Don't misunderstand, I'm not questioning Cook's character. He might be a terrific fellow. It's just that if a team has to go into damage control immediately after making a draft pick, why not just aim the spin at a better player?
We all know that part of the problem is that Mixon's transgression was captured on video. It's different when you actually see something awful, such as a football player punching a young woman. If there had been a video of Cook mistreating puppies, however, the way the world is today it likely would have kept Cook out of the NFL altogether. All of Hollywood would have been up in arms over the mistreatment of an animal. (Humans not so much.)
No one could have stomached such an image, although Michael Vick might have drafted Cook for his fantasy team. Even the Oakland/L.A./Oakland/Las Vegas Raiders likely would have passed on a documented puppy abuser. And ownership of that team has zero moral fiber, as demonstrated by the way it has mistreated its loyal Oakland fans over the years.
Perhaps Spielman thought Cook would be an easier sell to the public, since there was no social media involved in any of his alleged transgressions. And it may be possible he truly thinks Cook is a better back, although he would be in the minority there. In any event, the selection will provide fodder for a fan base with extensive experience in dealing with anti-social behavior by running backs. Most likely, any moral reservations about Cook will be dispelled by a 100-yard rushing game. Just as they were with Adrian Peterson after his suspension.

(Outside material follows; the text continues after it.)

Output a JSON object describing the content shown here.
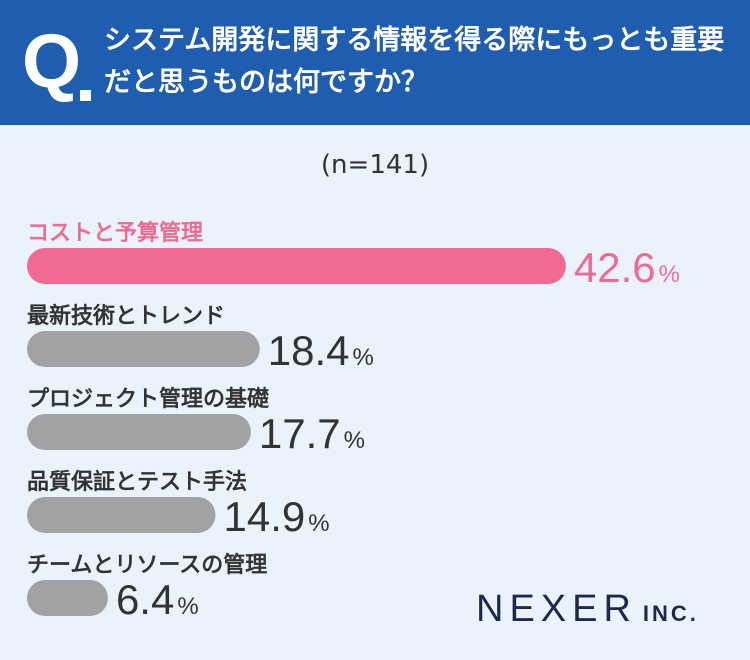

I'm not sure where we are right now in terms of public sentiment. Vikings boosters have been whiplashed — from Blair Walsh's missed 27-yarder, to the 5-0 start, to the final collapse. The genius veneer of Mike Zimmer has been chipped and nicked. And I thought I detected a lot of 8-8 pessimism about next season heading into the draft.
Yet the prospect of fresh meat being delivered via refrigerated truck always seems to perk things up. The Vikings drafted a well-regarded offensive lineman, Pat Elflein, with their next pick. Even though they've sunk a fortune into free-agent offensive linemen this off-season, this pick creates excitement. The porous line was responsible for a lot of problems last season. The team seems determined to try to repair that unit, one way or another.
After that, the Vikings applied live bodies (we think) to various undermanned positions. All of their picks will generate intrigue. Some of these guys will wind up on the practice squad and then eventually fade into oblivion. Others will make an impact. Right now, it's all peaches and cream until someone runs onto the field and trips over his shoelace.
So we likely have an emotional peek during what has been a rather dreary offseason. Adrian Peterson is gone. Teddy Bridgewater is in limbo, as is, I might add, Sam Bradford. The organization appears reluctant to commit to either. Chad Greenway has retired. It's all gloomy stuff. Now we have Spielman and Zimmer saying fine things about all these young draftees coming in.
Still, I'm puzzled by the whole Joe Mixon thing. As long as they were dealing in players with character questions, the Vikings easily could have said lovely things about a new and mature Joe Mixon, now an employee of the Cincinnati Bengals. I mean, as long as you're taking the "troubled youth" path anyway, right?
In an ironic twist, the Vikings traded up seven slots with Cincinnati to draft Cook. Then the Bengals took Mixon seven picks later in the spot they got from Minnesota. And then both sides began to spin and massage their actions.
One of these organizations could wind up looking much smarter than the other. But I wouldn't worry about it right now. Just envision that big refrigerated truck delivering all those fresh newcomers to the practice field. Savor the afterglow of the 2017 draft.